A Strange Stirring
The Feminine Mystique and American Women at the Dawn of the 1960s
Basic Books 2014
Stephanie Coontz is an award-winning social historian, the director of Research and Public Education at the Council for Contemporary Families and teaches history and family studies at The Evergreen College in Olympia, Washington. In A Strange Stirring: The Feminine Mystique and American Women at the Dawn of the 1960s (Basic Books, 2014), Coontz reveals why so many women in the early 1960s found Betty Friedan’s book The Feminine Mystique (1963) speaking to them personally. Freidan identified an unnamed problem allowing women to see the self-doubt and depression they suffered as no longer a personal issue, but a social one. Coontz’s work is both a social history of women at mid-century and a reception history of Friedan’s book: A book regarded as one of the most influential in the twentieth century and a catalyst for the 1960s women’s movement.
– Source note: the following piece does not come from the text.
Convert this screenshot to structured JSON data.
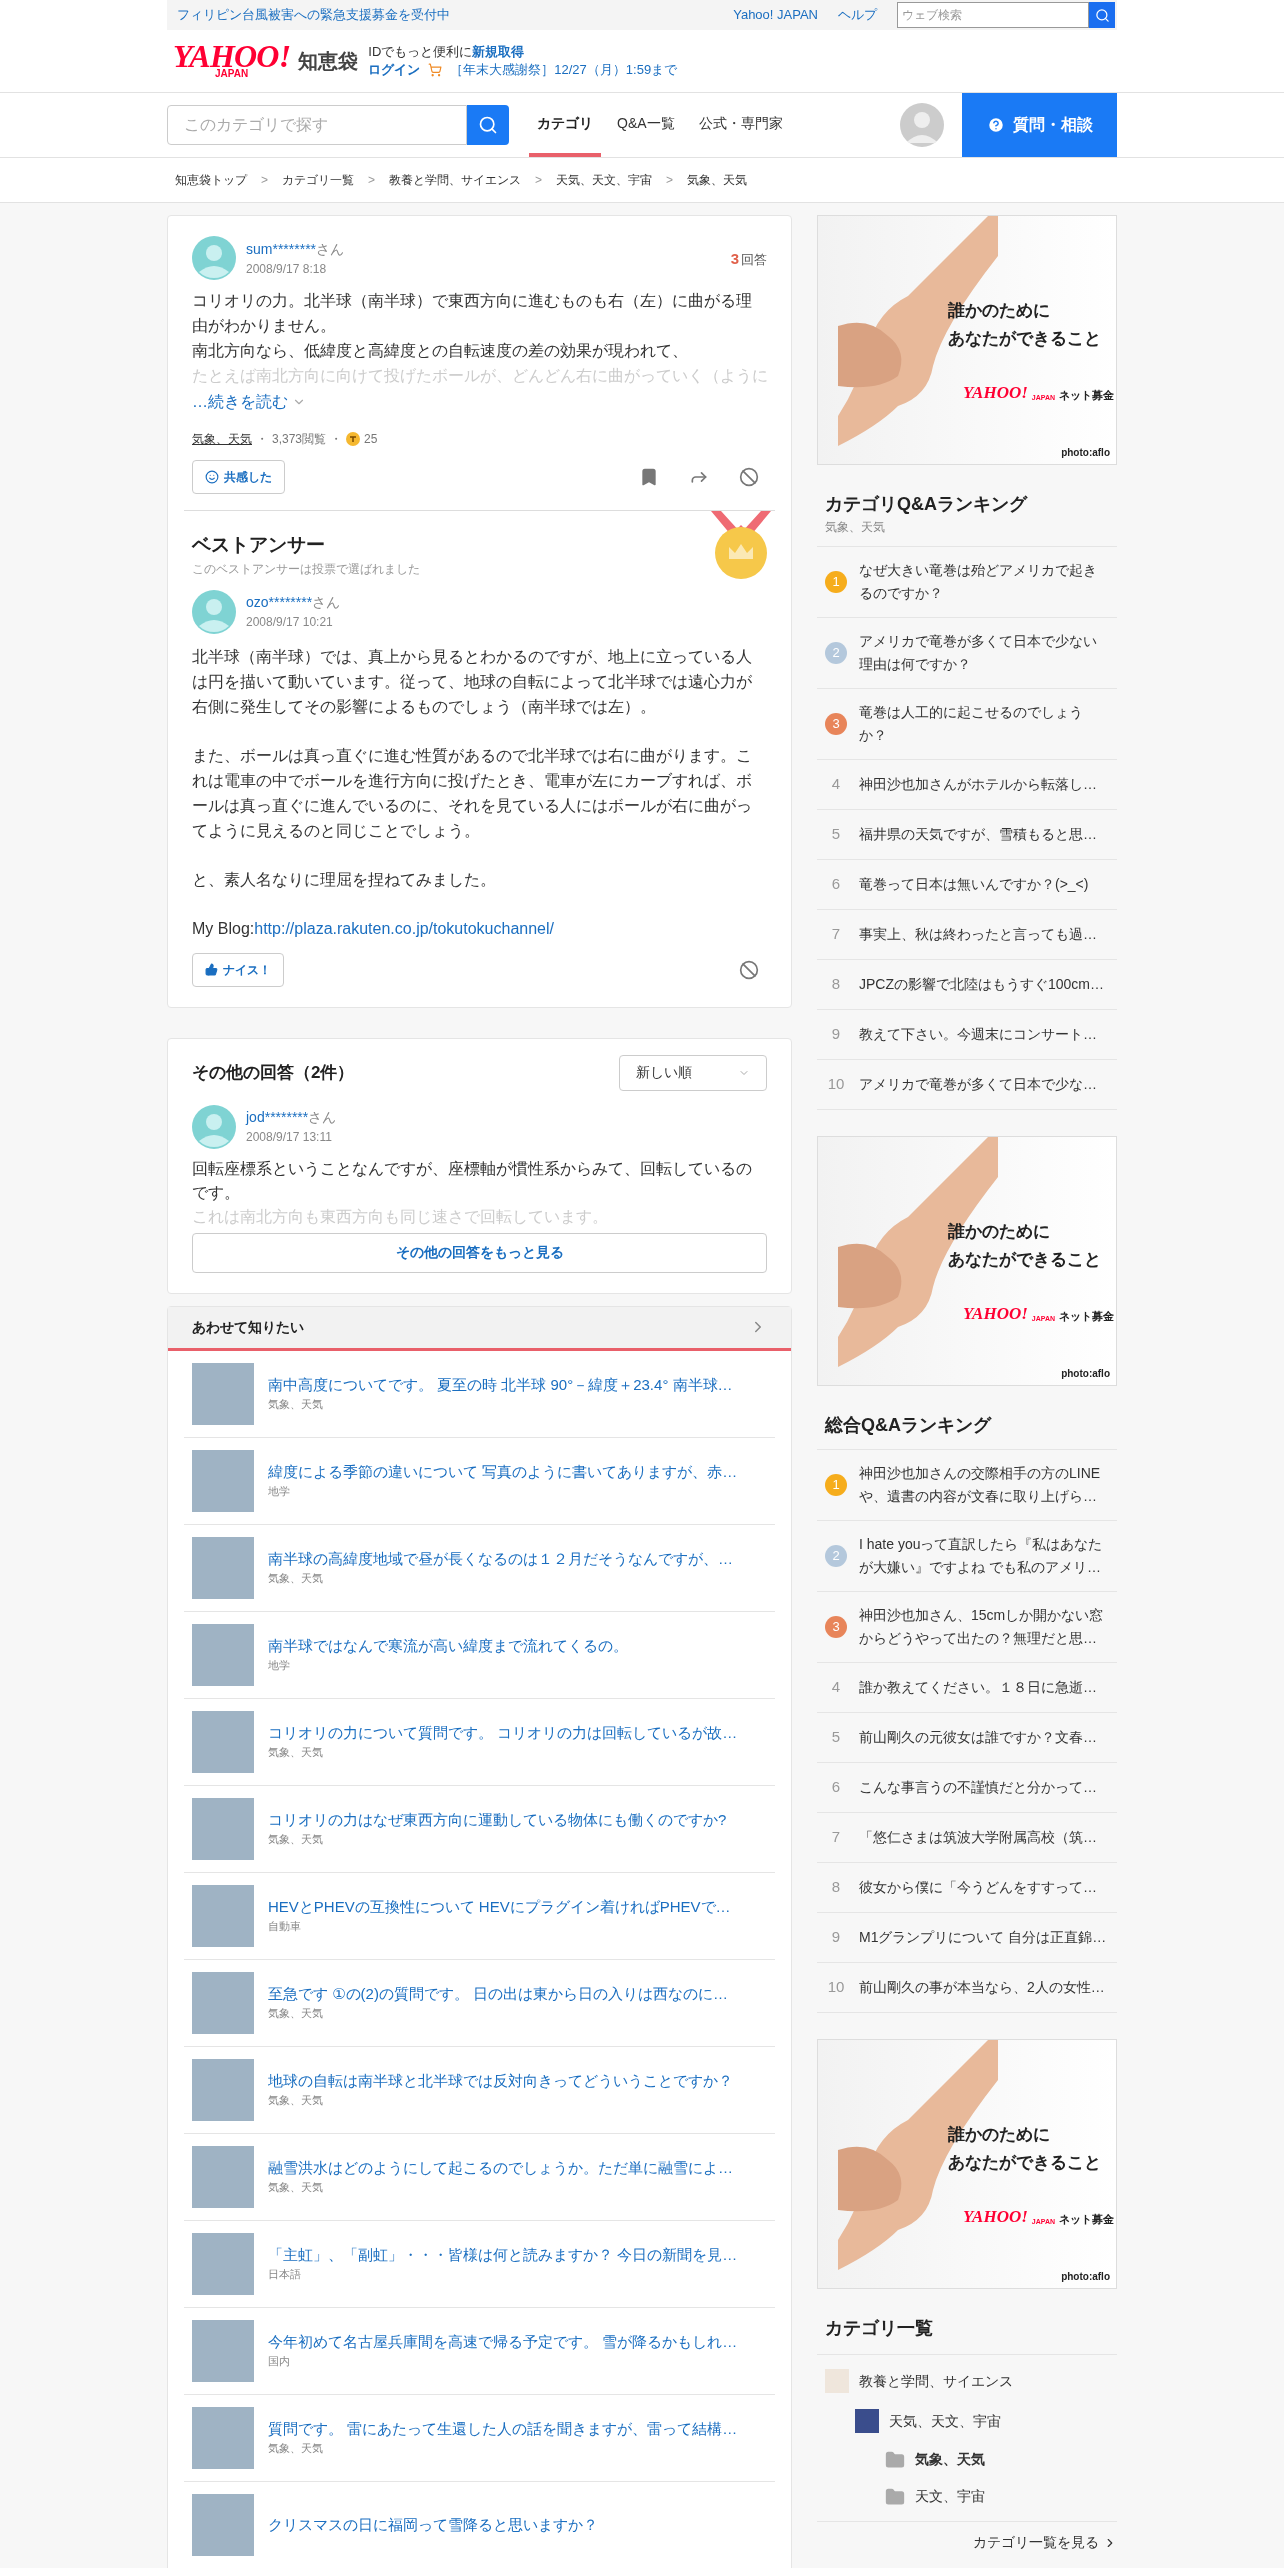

Coontz’s narrative provides a vivid picture of the realities and the contraction in the post-war lives of many women. She also critically examines Friedan and responds to the charge that the Feminine Mystique was too white and middle class. Including the voices of minority and working class women’s response to the book, Coontz provides a fresh way for understand Friedan’s legacy. This is not a story only trying to make sense of the past, but shows how the feminine mystique in new guises continues to reproduce itself in contemporary society. Consumerism, the search for meaningful work, and equity between men and women both a home and at work, are enduring issues we all continue to contend with.